What you don’t have here yet is a way to implement get_a_future_with_new_data(), which is a function returning a Future, where the Future is completed with each chunk of new data.
I’ll leave this a bit as an exercise in part because I’d have to do some figuring and I don’t know for sure what I’m about to suggest will work, but I think you’d want to use concurrent.futures.Future (which is threadsafe), NOT the tornado Future which isn’t. https://docs.python.org/3.4/library/concurrent.futures.html#concurrent.futures.Future
The idea I would have is that get_a_future_with_new_data() would return a concurrent.futures.Future; the docs say the only way to create one of those is with Executor.submit, so you could have a global executor with one thread, and submit tasks to it that return your data.
Something like:
note this executor is global, not made anew on every function call
executor = ThreadPoolExecutor(max_workers=1)
def recv_task():
while True:
# block until we have something to put in the future
raw_data = np.frombuffer(zmq_socket.recv(),dtype=np.complex64)

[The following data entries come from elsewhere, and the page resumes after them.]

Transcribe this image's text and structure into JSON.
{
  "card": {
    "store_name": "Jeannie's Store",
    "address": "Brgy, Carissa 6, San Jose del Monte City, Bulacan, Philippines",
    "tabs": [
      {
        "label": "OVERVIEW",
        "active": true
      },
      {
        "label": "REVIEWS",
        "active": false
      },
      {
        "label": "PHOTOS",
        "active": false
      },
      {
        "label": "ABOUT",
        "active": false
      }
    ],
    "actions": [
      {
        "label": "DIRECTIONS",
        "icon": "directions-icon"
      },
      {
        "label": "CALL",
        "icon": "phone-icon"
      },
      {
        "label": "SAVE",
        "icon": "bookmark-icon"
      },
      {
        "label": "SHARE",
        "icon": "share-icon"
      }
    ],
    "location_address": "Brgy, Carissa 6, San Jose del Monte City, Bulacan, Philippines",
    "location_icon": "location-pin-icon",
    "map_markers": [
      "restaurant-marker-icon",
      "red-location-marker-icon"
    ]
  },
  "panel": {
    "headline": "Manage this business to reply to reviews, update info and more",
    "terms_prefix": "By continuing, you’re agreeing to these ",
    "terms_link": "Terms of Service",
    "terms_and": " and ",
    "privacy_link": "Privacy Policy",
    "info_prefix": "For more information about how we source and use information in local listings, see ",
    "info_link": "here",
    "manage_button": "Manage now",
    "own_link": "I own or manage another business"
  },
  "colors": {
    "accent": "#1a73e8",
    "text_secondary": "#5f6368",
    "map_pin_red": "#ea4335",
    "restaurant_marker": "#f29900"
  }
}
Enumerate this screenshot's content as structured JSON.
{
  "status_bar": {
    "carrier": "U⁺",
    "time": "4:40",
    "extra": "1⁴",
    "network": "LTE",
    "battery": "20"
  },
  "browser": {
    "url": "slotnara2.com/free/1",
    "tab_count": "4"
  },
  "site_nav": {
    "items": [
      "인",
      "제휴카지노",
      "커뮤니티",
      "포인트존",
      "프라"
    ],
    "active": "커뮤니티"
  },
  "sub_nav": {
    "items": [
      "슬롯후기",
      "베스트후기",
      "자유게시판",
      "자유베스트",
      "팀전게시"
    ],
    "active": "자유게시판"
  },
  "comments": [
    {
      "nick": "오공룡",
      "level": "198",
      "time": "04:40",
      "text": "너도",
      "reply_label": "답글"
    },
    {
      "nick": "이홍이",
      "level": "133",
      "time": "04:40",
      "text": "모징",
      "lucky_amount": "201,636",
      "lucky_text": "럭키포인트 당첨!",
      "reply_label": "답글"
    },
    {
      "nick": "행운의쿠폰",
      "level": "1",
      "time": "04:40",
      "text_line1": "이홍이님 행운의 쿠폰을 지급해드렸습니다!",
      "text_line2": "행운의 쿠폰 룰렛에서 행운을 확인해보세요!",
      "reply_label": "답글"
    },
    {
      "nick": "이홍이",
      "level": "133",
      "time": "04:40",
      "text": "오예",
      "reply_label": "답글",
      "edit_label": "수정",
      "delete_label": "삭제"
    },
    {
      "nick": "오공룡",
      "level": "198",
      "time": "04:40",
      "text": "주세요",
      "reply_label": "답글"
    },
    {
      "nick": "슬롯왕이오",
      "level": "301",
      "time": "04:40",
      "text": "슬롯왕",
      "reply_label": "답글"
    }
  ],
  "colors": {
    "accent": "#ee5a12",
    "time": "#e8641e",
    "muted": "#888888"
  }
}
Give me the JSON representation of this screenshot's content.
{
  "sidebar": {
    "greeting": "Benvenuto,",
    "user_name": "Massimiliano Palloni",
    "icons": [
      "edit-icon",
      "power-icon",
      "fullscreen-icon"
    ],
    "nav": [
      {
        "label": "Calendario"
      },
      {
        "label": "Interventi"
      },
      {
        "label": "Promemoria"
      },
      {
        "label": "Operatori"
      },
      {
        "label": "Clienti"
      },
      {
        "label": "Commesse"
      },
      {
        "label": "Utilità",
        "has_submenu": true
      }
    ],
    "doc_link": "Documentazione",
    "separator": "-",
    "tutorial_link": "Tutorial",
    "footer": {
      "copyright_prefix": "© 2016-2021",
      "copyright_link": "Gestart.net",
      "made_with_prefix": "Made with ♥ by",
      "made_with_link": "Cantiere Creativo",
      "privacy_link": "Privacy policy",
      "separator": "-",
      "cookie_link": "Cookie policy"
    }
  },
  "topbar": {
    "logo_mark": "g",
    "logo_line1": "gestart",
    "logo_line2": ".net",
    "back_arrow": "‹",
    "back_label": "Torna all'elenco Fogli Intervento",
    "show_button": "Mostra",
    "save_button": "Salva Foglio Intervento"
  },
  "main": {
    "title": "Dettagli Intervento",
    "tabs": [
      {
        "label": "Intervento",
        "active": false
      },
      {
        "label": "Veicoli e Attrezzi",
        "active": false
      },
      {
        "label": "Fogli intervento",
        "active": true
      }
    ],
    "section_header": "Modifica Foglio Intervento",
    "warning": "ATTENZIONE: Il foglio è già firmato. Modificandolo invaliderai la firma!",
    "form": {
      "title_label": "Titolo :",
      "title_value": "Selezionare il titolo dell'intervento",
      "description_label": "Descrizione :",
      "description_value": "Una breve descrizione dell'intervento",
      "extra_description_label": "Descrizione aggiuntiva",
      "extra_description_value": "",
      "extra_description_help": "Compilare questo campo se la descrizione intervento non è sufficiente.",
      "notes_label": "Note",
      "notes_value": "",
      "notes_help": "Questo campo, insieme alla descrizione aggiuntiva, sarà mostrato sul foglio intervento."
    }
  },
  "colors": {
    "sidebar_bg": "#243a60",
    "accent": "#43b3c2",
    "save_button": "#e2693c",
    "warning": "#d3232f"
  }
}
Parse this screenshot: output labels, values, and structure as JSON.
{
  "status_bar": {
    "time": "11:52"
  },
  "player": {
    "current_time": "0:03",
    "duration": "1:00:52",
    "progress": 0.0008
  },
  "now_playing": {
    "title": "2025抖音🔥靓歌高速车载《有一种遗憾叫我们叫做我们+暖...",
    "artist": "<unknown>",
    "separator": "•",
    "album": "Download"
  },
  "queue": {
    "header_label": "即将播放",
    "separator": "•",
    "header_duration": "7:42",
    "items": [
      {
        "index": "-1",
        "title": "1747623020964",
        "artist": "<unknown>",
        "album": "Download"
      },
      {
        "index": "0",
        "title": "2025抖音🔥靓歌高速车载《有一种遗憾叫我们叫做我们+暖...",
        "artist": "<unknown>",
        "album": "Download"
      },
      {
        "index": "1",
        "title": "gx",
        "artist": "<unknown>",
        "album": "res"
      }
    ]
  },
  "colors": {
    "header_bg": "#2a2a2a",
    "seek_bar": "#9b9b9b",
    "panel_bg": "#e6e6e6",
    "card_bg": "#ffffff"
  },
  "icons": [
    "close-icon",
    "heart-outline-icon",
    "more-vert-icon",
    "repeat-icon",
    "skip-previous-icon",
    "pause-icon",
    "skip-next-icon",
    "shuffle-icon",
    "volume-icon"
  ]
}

signal = raw_data / 1.0 # convert to proper type
if(signal.size >199):
y = signal.real[0:200]
return y # this completes the Future
else:
keep looping
pass
get_a_future_with_new_data() is something like:
def get_a_future_with_new_data():
return executor.submit(recv_task)
I think that would work pretty well, but I haven’t done too much stuff like this in Python and the Bokeh code around this is brand new. We do need to write a document about how to use a data source to update all sessions in an app, I expect this to be a very common thing to do.
Maybe Bokeh could have some sort of way to do this where we do all the boilerplate here and you’d only have to write the recv_task part and the update_one_session part. But anyway, 0.11 has no such miracle in it.
A cool API could be a thing like:
application writes these
def fetch_one_update():
return np.frombuffer(zmq_socket.recv(),dtype=np.complex64)
def update_one_session(doc, update):
“update” is whatever fetch_one_update returns,
and this function is called with the session lock held
in the main IOLoop thread
doc.get_model_by_name(“my_source”).data[‘x’] = update
Bokeh API looks like
server_context.add_session_updater(fetch_one_update, update_one_session)
Not sure, really just thought of this just now so I’m sure it could be better. API could have separate versions for blocking IO (makes a thread) and nonblocking IO (fetch_one_update callback returns a Future, no thread). Anyway the idea is that add_session_updater does the stuff I just wrote out above for you, except for the app-specific bits.
Havoc